10x Engineer: Design software for fault tolerance
Saturday Feb 27, 2021 | Series 10x EngineerThe focus is often on resiliency around dependencies or exception handling. In other words when someone else’s code is not working as it should. It is just as important to look at how to deal with unexpected issues in your own code. How you can make sure that you can recover from breaking scenarios that you did not foresee. We’ll focus on some patterns that help you reduce impact of those errors and allow you to focus on a forward fix instead of rollbacks.
Those that have experienced a couple of production issues can probably tell you that the most stressful part is not knowing if you can restore the error or prevent the fallout from those errors. So if you can put your application in a state where you don’t have to worry about things getting worse you are a step ahead already.
So how do we go about thinking in that way in our code? It all revolves around the ‘fail fast’ principle and making sure you can replay those messages or requests. Ideally you’ll also already have the logging and/or metrics in place to pinpoint the issue. Still if you don’t then being able to replay what went wrong without causing issues in the rest of the system will ensure that you can add logging after the fact.
Feel calmer already? Good. Lets have a closer look at some patterns that we can apply to make sure that we’re in good shape for our next issue.
Queues
Queuing systems can make things a lot easier. They often offer or allow you to setup a failure queue (or topic; terminology depending on the framework) or something similar. On the failure queue you park any message or event that can not be processed and needs manual intervention or arbitration. If we add a mechanism to requeue those we can act on any failures in the future that may happen.
Now we just need to make sure our code also reacts to those failures. If the framework of your choice does not provide this already it can be as simple as the following.
public void queueListener(Event event) {
try {
// handle event
} catch(Exception e) {
// log - always log exceptions!
// put message on failure queue/topic
}
}
With this we have our safety net and it is time to leverage that in the rest of our flow. We’re ‘automagically’ safe for a lot of big issues. Database and rest call exceptions that we did not anticipate will end up in our failure queue already.
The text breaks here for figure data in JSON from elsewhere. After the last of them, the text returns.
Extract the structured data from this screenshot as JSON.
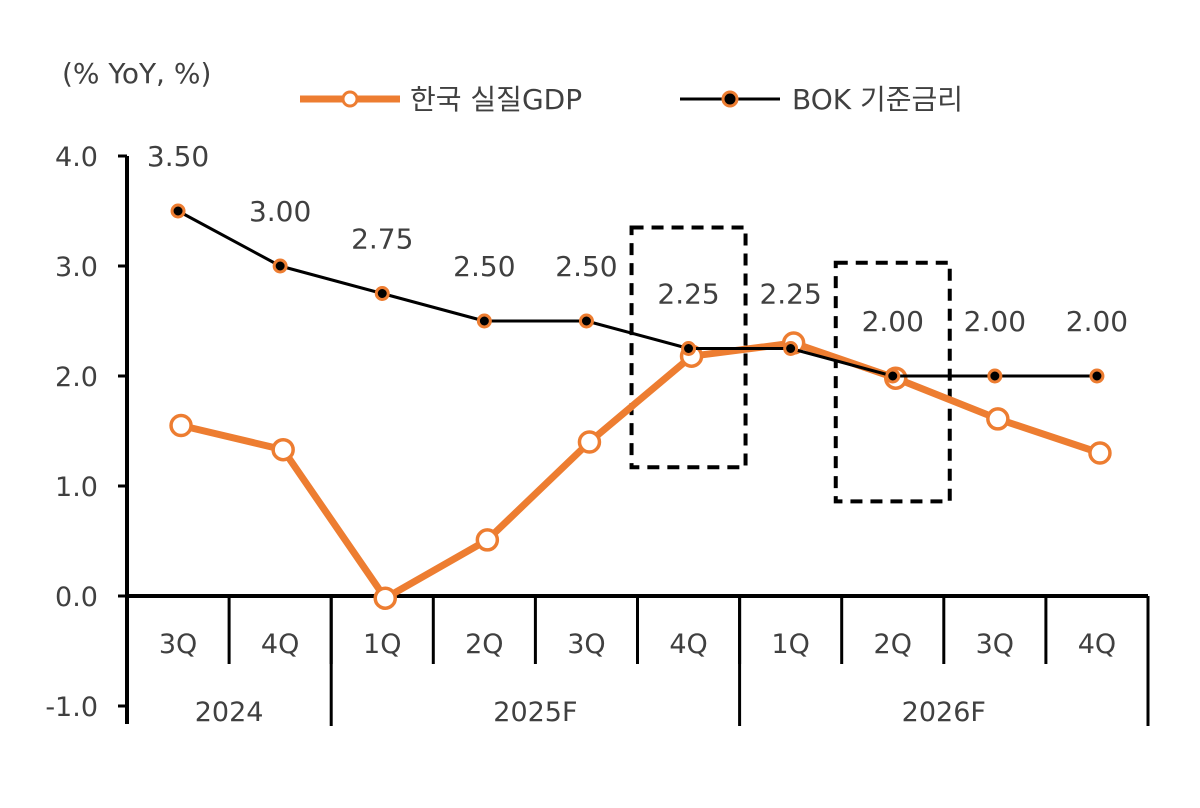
{
  "chart_data": {
    "type": "line",
    "unit_label": "(% YoY, %)",
    "categories": [
      "3Q",
      "4Q",
      "1Q",
      "2Q",
      "3Q",
      "4Q",
      "1Q",
      "2Q",
      "3Q",
      "4Q"
    ],
    "year_groups": [
      {
        "label": "2024",
        "span": 2
      },
      {
        "label": "2025F",
        "span": 4
      },
      {
        "label": "2026F",
        "span": 4
      }
    ],
    "ylim": [
      -1.0,
      4.0
    ],
    "yticks": [
      "-1.0",
      "0.0",
      "1.0",
      "2.0",
      "3.0",
      "4.0"
    ],
    "ytick_values": [
      -1.0,
      0.0,
      1.0,
      2.0,
      3.0,
      4.0
    ],
    "series": [
      {
        "name": "한국 실질GDP",
        "color": "#ED7D31",
        "marker": "hollow-circle",
        "values": [
          1.55,
          1.33,
          -0.02,
          0.51,
          1.4,
          2.18,
          2.3,
          1.98,
          1.61,
          1.3
        ]
      },
      {
        "name": "BOK 기준금리",
        "color": "#000000",
        "marker_fill": "#ED7D31",
        "values": [
          3.5,
          3.0,
          2.75,
          2.5,
          2.5,
          2.25,
          2.25,
          2.0,
          2.0,
          2.0
        ],
        "labels": [
          "3.50",
          "3.00",
          "2.75",
          "2.50",
          "2.50",
          "2.25",
          "2.25",
          "2.00",
          "2.00",
          "2.00"
        ]
      }
    ],
    "highlight_boxes": [
      {
        "category_index": 5,
        "y_top": 3.35,
        "y_bottom": 1.17
      },
      {
        "category_index": 7,
        "y_top": 3.03,
        "y_bottom": 0.86
      }
    ],
    "legend_position": "top",
    "grid": false
  }
}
Note: I try to only handle exceptions at my application boundaries, e.g. rest endpoints, calls to libraries/other services. Leaving me free to throw exceptions when something exceptional happens and I want to stop processing.
The danger now lies within the choices we make within the message processing. This can often come when we make assumptions about allowed default values or when we choose to go for a fallback when going outside the happy flow. It might be better to stop processing and throw an exception (e.g. IllegalArgumentException
). This way we’re sure we end up in our safety net and will be able to repair it later. Instead of ending up with corrupt data in some system downstream.
In contrast if we choose to go with default values or fallbacks we may end up with corrupt data that we won’t be alerted about until months after the fact. Our systems have looked stable all that time.
Endpoints
Endpoints, rest or otherwise, require a bit more thought. If you can make them idempotent it will mean your consumers can simply repeat the call without issues.
A lot of endpoints however will have side effects or your consumers won’t be able to resend their requests. Think of the poor end user! So we’ll have to engineer our way out of it.
Transactions
If possible the simplest way to be fault tolerant is to use a transaction and just rollback everything once we hit some exception. Like with queues we then have to make sure that we also throw our own and stop processing instead of making assumptions in our code.
Do note that if there is a lot of processing it can prolong the transaction and cause issues for performance once you try to scale up.
Internal queue
If transactions and letting your consumer deal with it is not an option I try to see if I can offload the request to a queue. If we can make the processing asynchronous it gives us an option to deal with any issues later and leverage the benefits we looked at earlier.
Event sourcing
A variant of the internal queue would be to use event sourcing. Storing (raw) states separately from the views on that data means we can recalculate those views later if we see that we made mistakes with our assumptions.
Both require that we can live with eventual consistency in our data. In my opinion though getting to that state has many upsides ranging from easier management of downtime to operational excelence to scalability. This makes it worth it to me to have the extra engineering complexity.
Wrapping it up
Now all we need to do is be careful about assumptions in processing and instead of defaulting to simply throw errors. Then we log and alert on those to make sure we’re alerted as soon as possible. Any if
or switch
statement is a point where things can go wrong. Not to mention data issues from your dependencies.
In a sufficiently complex system it gets hard to impossible to predict all possibilities coming into your service. At that point you want to be able to rely on a safety net that you put in place. With the right alerts and or dashboards in place you’ll spot non-happy flow issues as soon as they happen and can start with a forward fix soon after.
Compared to first having to do damage control after an issue has gone unnoticed as the failures were either masked by defaults or simply dropped causing issues in your dependent services.